I've tried pretty much all permutations of encode('utf-8'), decode('utf-8') and unicode() but nothing returns the umlaut instead of the weird two-byte sequence.
I'm pretty sure that there's a simple solution, I just can't figure out what command to use to convert a BS NavigableString or a plain old string that contains Fahrvergnügen to Fahrvergnügen or ensure that the weird two-byte sequences aren't returned in the first place.
BTW, ü is C3BC, however, the code for a lower case u umlaut is 00FC.
Upvotes: 0
Views: 637
Reputation: 189357
The characters you are looking at look like double-encoded UTF-8. If the input is hosed, there really isn't anything BeautifulSoup can do to rectify it.

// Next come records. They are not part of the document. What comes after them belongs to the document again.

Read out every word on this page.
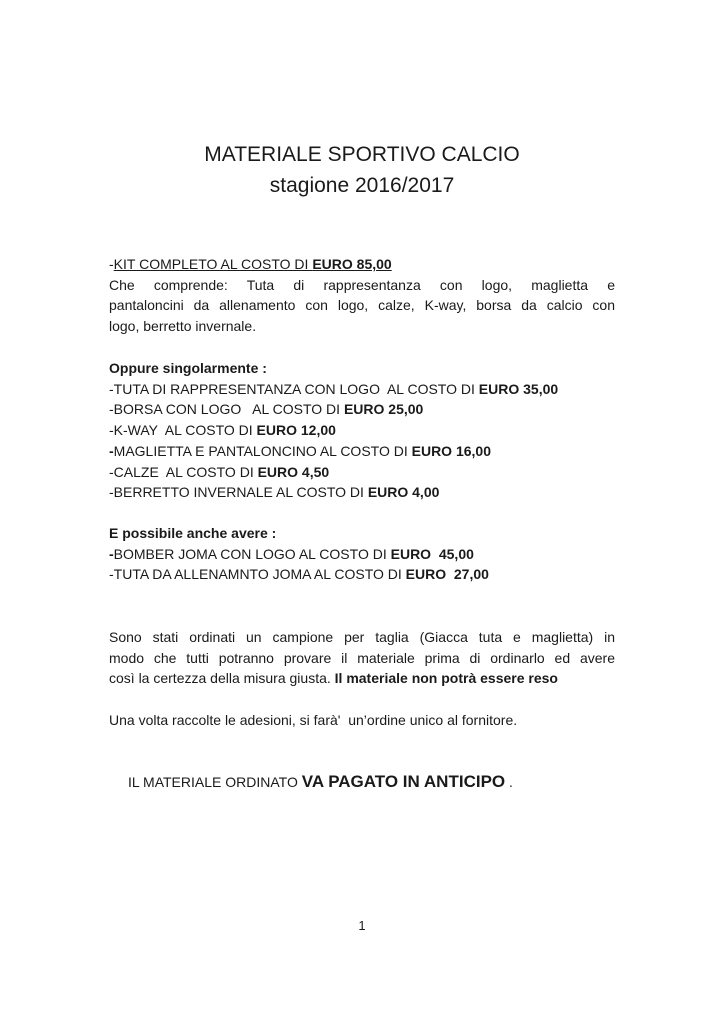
MATERIALE SPORTIVO CALCIO
stagione 2016/2017
-KIT COMPLETO AL COSTO DI EURO 85,00
Che comprende: Tuta di rappresentanza con logo, maglietta e
pantaloncini da allenamento con logo, calze, K-way, borsa da calcio con
logo, berretto invernale.
Oppure singolarmente :
-TUTA DI RAPPRESENTANZA CON LOGO  AL COSTO DI EURO 35,00
-BORSA CON LOGO   AL COSTO DI EURO 25,00
-K-WAY  AL COSTO DI EURO 12,00
-MAGLIETTA E PANTALONCINO AL COSTO DI EURO 16,00
-CALZE  AL COSTO DI EURO 4,50
-BERRETTO INVERNALE AL COSTO DI EURO 4,00
E possibile anche avere :
-BOMBER JOMA CON LOGO AL COSTO DI EURO  45,00
-TUTA DA ALLENAMNTO JOMA AL COSTO DI EURO  27,00
Sono stati ordinati un campione per taglia (Giacca tuta e maglietta) in
modo che tutti potranno provare il materiale prima di ordinarlo ed avere
così la certezza della misura giusta. Il materiale non potrà essere reso
Una volta raccolte le adesioni, si farà'  un’ordine unico al fornitore.
IL MATERIALE ORDINATO VA PAGATO IN ANTICIPO .
1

BeautifulSoup basically returns Unicode always, which is just as it should be (unless you are actually into manipulating encodings, in which case it's a hopeless hassle).
It is possible, though unlikely, that BeautifulSoup is the source for the double-encoding. You can override the character set of the scraped page if you are certain that it is properly UTF-8; use BeautifulSoup(..., fromEncoding='utf-8')
when creating the BeautifulSoup object.
"Fahrvergnügen" in UTF-8 is represented by the bytes 46 61 68 72 76 65 72 67 6e c3 bc 67 65 6e (hex) where c3 bc is the UTF-8 encoding of U+00FC.
When this string is incorrectly converted as if it were in a legacy 8-bit encoding such as ISO-8859-1 (where 0xc3 is à and 0xbc is ¼) the result is 46 61 68 72 76 65 72 67 6e c3 83 c2 bc 67 65 6e which is presumably what you are looking at.
You can revert this double-encoding if you know precisely the nature of the error, but this is not (straightforwardly) automatizable -- you need to examine every encoding error and figure out (or guess) which characters it is properly supposed to represent.
Upvotes: 4